I received this [New Testament] on 28th Jan 1945

During a halt on The March

About 1,000 of us in a church.

One of our boys is now playing the organ

As we walked on and on through villages and towns we began to see the effects of the war and the damage caused by the Allied bombing raids. It was dusk, after another long day walking, when we came to a large town or the outskirts of a city. It looked much the same as all the other places in the evening gloom with smashed vehicles – carts and cars, boarded up buildings, empty houses and deserted streets. There was a church standing in a square littered with stones and rubble. Some of the guards went ahead and must have checked it out because we started moving slowly in that direction. It was large with fancy stonework and buttresses and steps up to the main doors.

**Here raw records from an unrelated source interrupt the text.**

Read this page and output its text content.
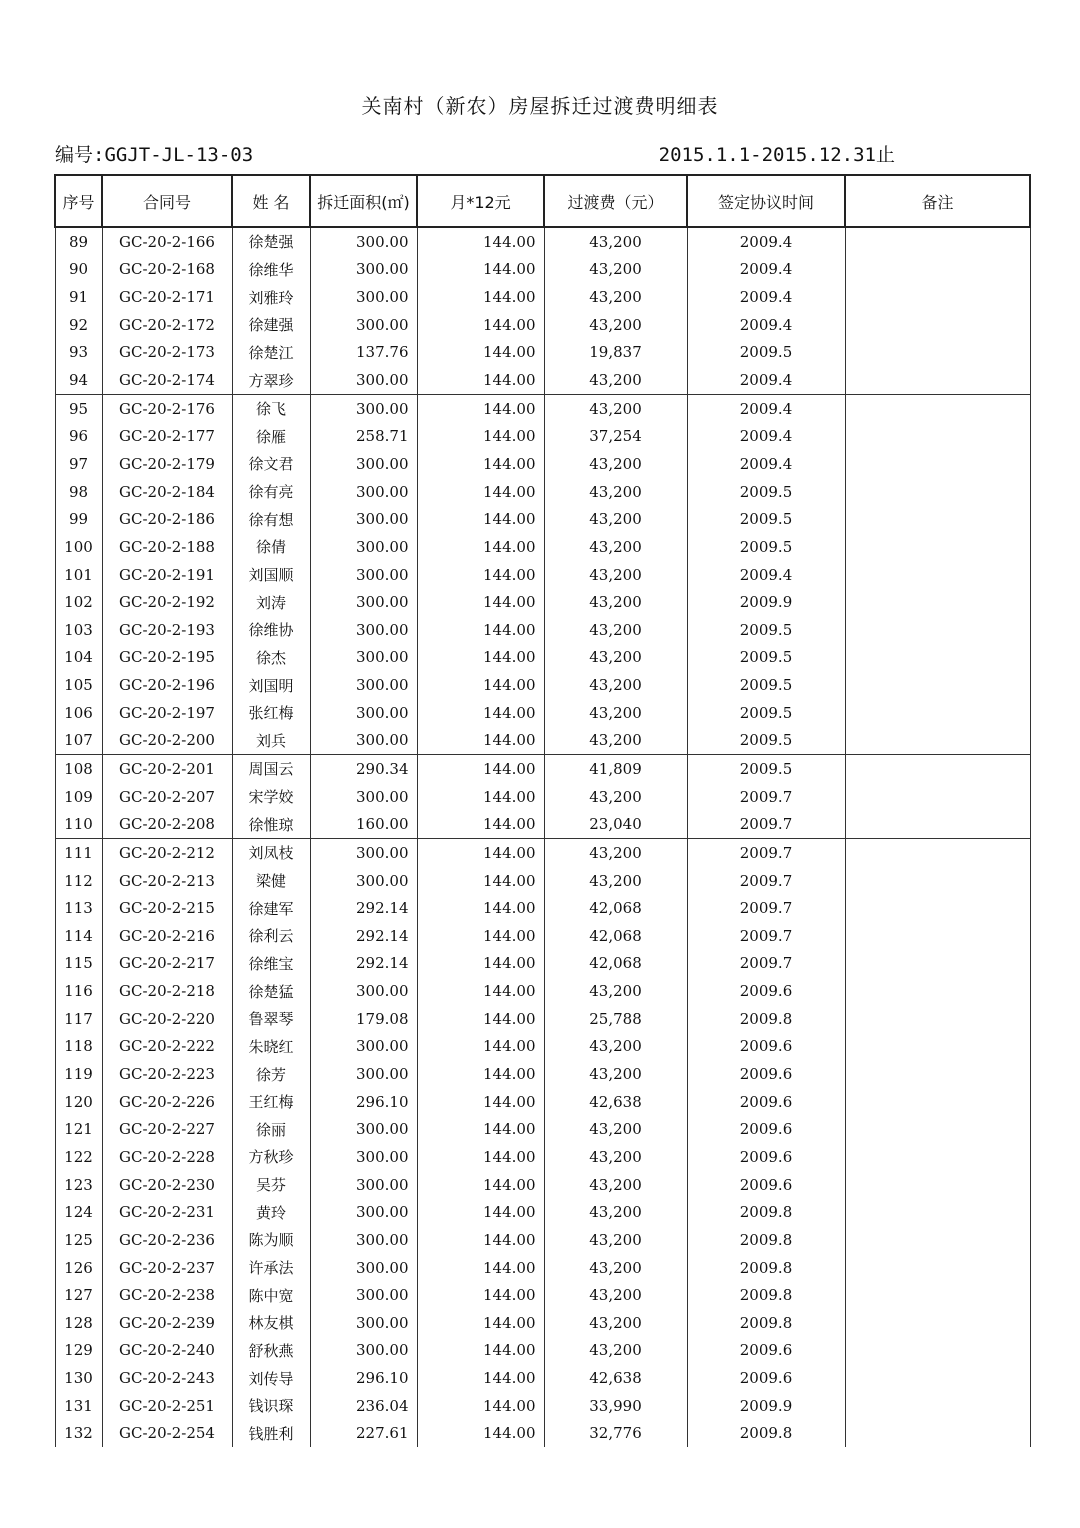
关南村（新农）房屋拆迁过渡费明细表
编号:GGJT-JL-13-03	2015.1.1-2015.12.31止
序号	合同号	姓 名	拆迁面积(㎡)	月*12元	过渡费（元）	签定协议时间	备注
89	GC-20-2-166	徐楚强	300.00	144.00	43,200	2009.4	
90	GC-20-2-168	徐维华	300.00	144.00	43,200	2009.4	
91	GC-20-2-171	刘雅玲	300.00	144.00	43,200	2009.4	
92	GC-20-2-172	徐建强	300.00	144.00	43,200	2009.4	
93	GC-20-2-173	徐楚江	137.76	144.00	19,837	2009.5	
94	GC-20-2-174	方翠珍	300.00	144.00	43,200	2009.4	
95	GC-20-2-176	徐飞	300.00	144.00	43,200	2009.4	
96	GC-20-2-177	徐雁	258.71	144.00	37,254	2009.4	
97	GC-20-2-179	徐文君	300.00	144.00	43,200	2009.4	
98	GC-20-2-184	徐有亮	300.00	144.00	43,200	2009.5	
99	GC-20-2-186	徐有想	300.00	144.00	43,200	2009.5	
100	GC-20-2-188	徐倩	300.00	144.00	43,200	2009.5	
101	GC-20-2-191	刘国顺	300.00	144.00	43,200	2009.4	
102	GC-20-2-192	刘涛	300.00	144.00	43,200	2009.9	
103	GC-20-2-193	徐维协	300.00	144.00	43,200	2009.5	
104	GC-20-2-195	徐杰	300.00	144.00	43,200	2009.5	
105	GC-20-2-196	刘国明	300.00	144.00	43,200	2009.5	
106	GC-20-2-197	张红梅	300.00	144.00	43,200	2009.5	
107	GC-20-2-200	刘兵	300.00	144.00	43,200	2009.5	
108	GC-20-2-201	周国云	290.34	144.00	41,809	2009.5	
109	GC-20-2-207	宋学姣	300.00	144.00	43,200	2009.7	
110	GC-20-2-208	徐惟琼	160.00	144.00	23,040	2009.7	
111	GC-20-2-212	刘凤枝	300.00	144.00	43,200	2009.7	
112	GC-20-2-213	梁健	300.00	144.00	43,200	2009.7	
113	GC-20-2-215	徐建军	292.14	144.00	42,068	2009.7	
114	GC-20-2-216	徐利云	292.14	144.00	42,068	2009.7	
115	GC-20-2-217	徐维宝	292.14	144.00	42,068	2009.7	
116	GC-20-2-218	徐楚猛	300.00	144.00	43,200	2009.6	
117	GC-20-2-220	鲁翠琴	179.08	144.00	25,788	2009.8	
118	GC-20-2-222	朱晓红	300.00	144.00	43,200	2009.6	
119	GC-20-2-223	徐芳	300.00	144.00	43,200	2009.6	
120	GC-20-2-226	王红梅	296.10	144.00	42,638	2009.6	
121	GC-20-2-227	徐丽	300.00	144.00	43,200	2009.6	
122	GC-20-2-228	方秋珍	300.00	144.00	43,200	2009.6	
123	GC-20-2-230	吴芬	300.00	144.00	43,200	2009.6	
124	GC-20-2-231	黄玲	300.00	144.00	43,200	2009.8	
125	GC-20-2-236	陈为顺	300.00	144.00	43,200	2009.8	
126	GC-20-2-237	许承法	300.00	144.00	43,200	2009.8	
127	GC-20-2-238	陈中宽	300.00	144.00	43,200	2009.8	
128	GC-20-2-239	林友棋	300.00	144.00	43,200	2009.8	
129	GC-20-2-240	舒秋燕	300.00	144.00	43,200	2009.6	
130	GC-20-2-243	刘传导	296.10	144.00	42,638	2009.6	
131	GC-20-2-251	钱识琛	236.04	144.00	33,990	2009.9	
132	GC-20-2-254	钱胜利	227.61	144.00	32,776	2009.8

As usual we were at the back of the column following the others in straggly groups as they made their way towards the entrance. It took us a while to get there so we were the last to go in. Somewhere dry for the night. Fantastic! A couple of guards were having a quick smoke and then moved on inside. When we got in through the big heavy front door it was dark inside. We were in a wide, narrow, dark vestibule with steps and passageways off to the side. In the gloom I could make out the shapes of fellows hunched up asleep in a corner and moved past them towards the inside door. Sid and Heb were ahead, already poised to open it and go inside the church.

It was Jimmy, of course, who spotted it, always on the lookout for opportunities to make his and our lives better. He obviously had an idea.